Marcus Buckingham's book "Now Discover Your Strengths" talks about how the traditional Corporate America policy is to focus on the weaknesses of employees (Performance Improvement Plans, bringing you up to speed in a certain area, etc). Buckingham argues that by instead focusing on people's strengths and letting them excel in the area of these strengths, corporations will be better armed with excited, happy employees that will be focused on reaching corporate goals.

What a novel concept! Again, great post!

September 27, 2007 | Unregistered CommenterNancy Arter

You hit that one on the head.

Drucker also believed that companies should build on people's strengths. But his perspective was that corporations focused not on strengths or weaknesses, but on the absence of a weakness.

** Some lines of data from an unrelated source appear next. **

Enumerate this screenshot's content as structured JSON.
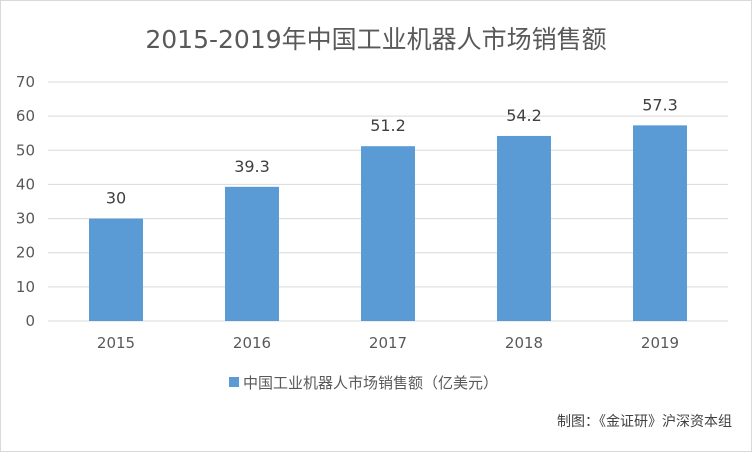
{
  "chart_data": {
    "type": "bar",
    "title": "2015-2019年中国工业机器人市场销售额",
    "categories": [
      "2015",
      "2016",
      "2017",
      "2018",
      "2019"
    ],
    "series": [
      {
        "name": "中国工业机器人市场销售额（亿美元）",
        "values": [
          30,
          39.3,
          51.2,
          54.2,
          57.3
        ]
      }
    ],
    "data_labels": [
      "30",
      "39.3",
      "51.2",
      "54.2",
      "57.3"
    ],
    "ylim": [
      0,
      70
    ],
    "yticks": [
      0,
      10,
      20,
      30,
      40,
      50,
      60,
      70
    ],
    "grid": true,
    "legend_position": "bottom",
    "bar_color": "#5b9bd5",
    "grid_color": "#d9d9d9"
  },
  "source_note": "制图：《金证研》沪深资本组"
}
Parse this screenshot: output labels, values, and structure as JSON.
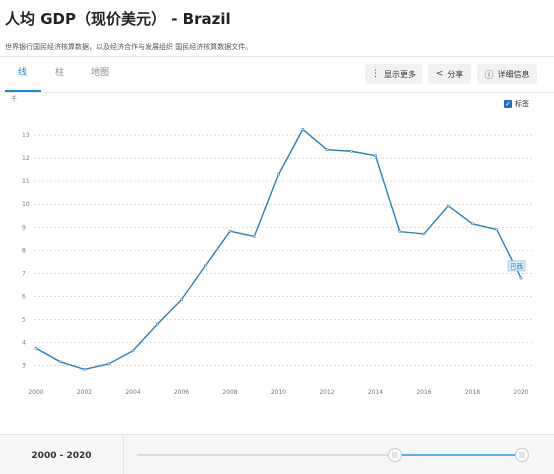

In other words, if you are not a strong manager, but predictable in your actions, then you get the job. I suppose this happens because all great strengths are also accompanied by great weaknesses. So the companies do what is safe rather than going for the breakthrough.

I believe such an approach in many of toady's companies breeds mediocrity and insecurity for the organization, rather than security.

By the way, the Gallup organization consults heavily with companies that build on people's strengths. They even devised a questionnaire that identifies your strengths.